If class_id is specified, we calculate precision by considering only the entries in the batch for which class_id is in the top-k highest predictions, and computing the fraction of them for which class_id is indeed a correct label. If class_id is not specified, we'll calculate precision as how often on average a class among the top-k classes with the highest predicted values of a batch entry is correct and can be found in the label for that entry.

precision_at_k creates two local variables, true_positive_at_<k> and false_positive_at_<k>, that are used to compute the precision@k frequency. This frequency is ultimately returned as precision_at_<k>: an idempotent operation that simply divides true_positive_at_<k> by total (true_positive_at_<k> + false_positive_at_<k>).

For estimation of the metric over a stream of data, the function creates an update_op operation that updates these variables and returns the precision_at_<k>. Internally, a top_k operation computes a Tensor indicating the top k predictions.
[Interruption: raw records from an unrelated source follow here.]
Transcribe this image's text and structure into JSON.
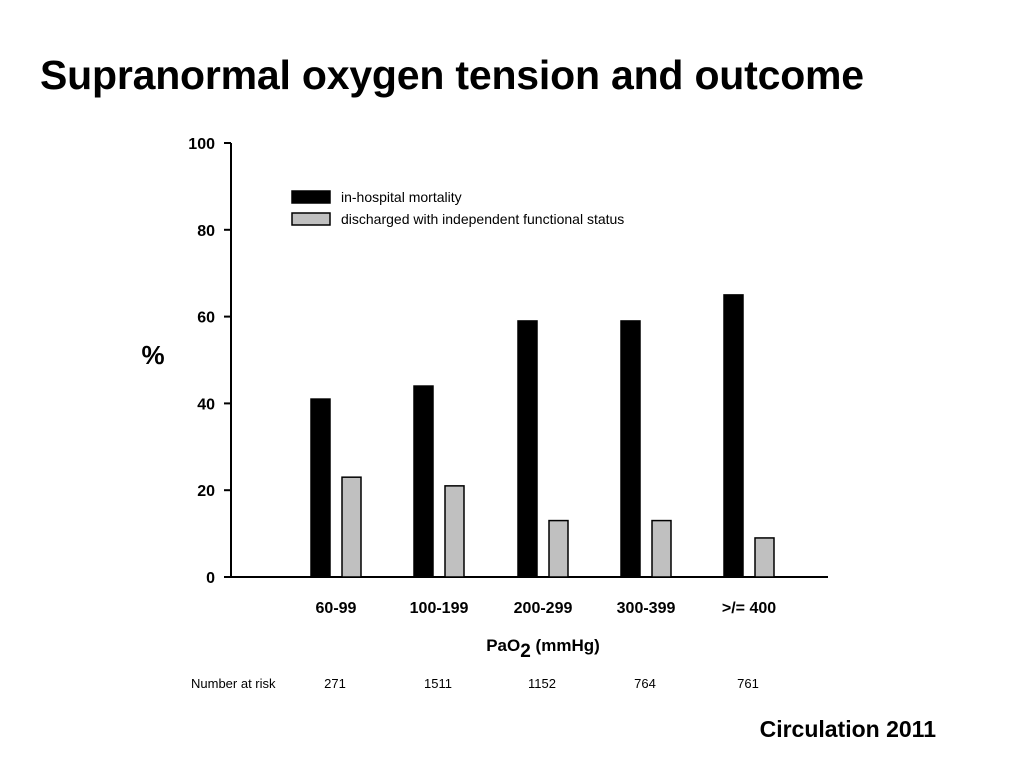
{
  "slide": {
    "title": "Supranormal oxygen tension and outcome",
    "citation": "Circulation 2011"
  },
  "chart_data": {
    "type": "bar",
    "title": "",
    "ylabel": "%",
    "xlabel": {
      "main": "PaO",
      "subscript": "2",
      "suffix": " (mmHg)"
    },
    "ylim": [
      0,
      100
    ],
    "yticks": [
      0,
      20,
      40,
      60,
      80,
      100
    ],
    "grid": false,
    "legend_position": "top-left",
    "categories": [
      "60-99",
      "100-199",
      "200-299",
      "300-399",
      ">/= 400"
    ],
    "series": [
      {
        "name": "in-hospital mortality",
        "color": "#000000",
        "values": [
          41,
          44,
          59,
          59,
          65
        ]
      },
      {
        "name": "discharged with independent functional status",
        "color": "#c0c0c0",
        "values": [
          23,
          21,
          13,
          13,
          9
        ]
      }
    ],
    "number_at_risk": {
      "label": "Number at risk",
      "values": [
        "271",
        "1511",
        "1152",
        "764",
        "761"
      ]
    }
  }
}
Set operations applied to top_k and labels calculate the true positives and false positives weighted by weights. Then update_op increments true_positive_at_<k> and false_positive_at_<k> using these values.

If weights is None, weights default to 1. Use weights of 0 to mask values.
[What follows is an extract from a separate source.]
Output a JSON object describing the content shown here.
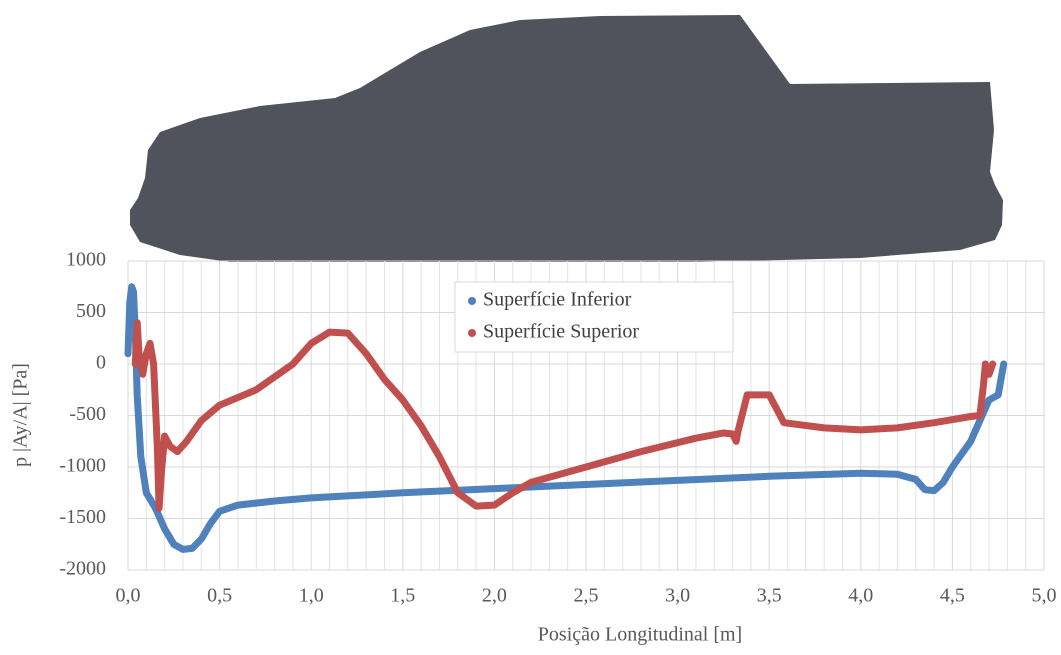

labels int64 Tensor or SparseTensor with shape [D1, ... DN, num_labels] or [D1, ... DN], where the latter implies num_labels=1. N >= 1 and num_labels is the number of target classes for the associated prediction. Commonly, N=1 and labels has shape [batch_size, num_labels]. [D1, ... DN] must match predictions. Values should be in range [0, num_classes), where num_classes is the last dimension of predictions. Values outside this range are ignored.
predictions Float Tensor with shape [D1, ... DN, num_classes] where N >= 1. Commonly, N=1 and predictions has shape [batch size, num_classes]. The final dimension contains the logit values for each class. [D1, ... DN] must match labels.
k Integer, k for @k metric.
class_id Integer class ID for which we want binary metrics. This should be in range [0, num_classes], where num_classes is the last dimension of predictions. If class_id is outside this range, the method returns NAN.
weights Tensor whose rank is either 0, or n-1, where n is the rank of labels. If the latter, it must be broadcastable to labels (i.e., all dimensions must be either 1, or the same as the corresponding labels dimension).
metrics_collections An optional list of collections that values should be added to.
updates_collections An optional list of collections that updates should be added to.
name Name of new update operation, and namespace for other dependent ops.

precision Scalar float64 Tensor with the value of true_positives divided by the sum of true_positives and false_positives.
update_op Operation that increments true_positives and false_positives variables appropriately, and whose value matches precision.

ValueError If weights is not None and its shape doesn't match predictions, or if either metrics_collections or updates_collections are not a list or tuple.
RuntimeError If eager execution is enabled.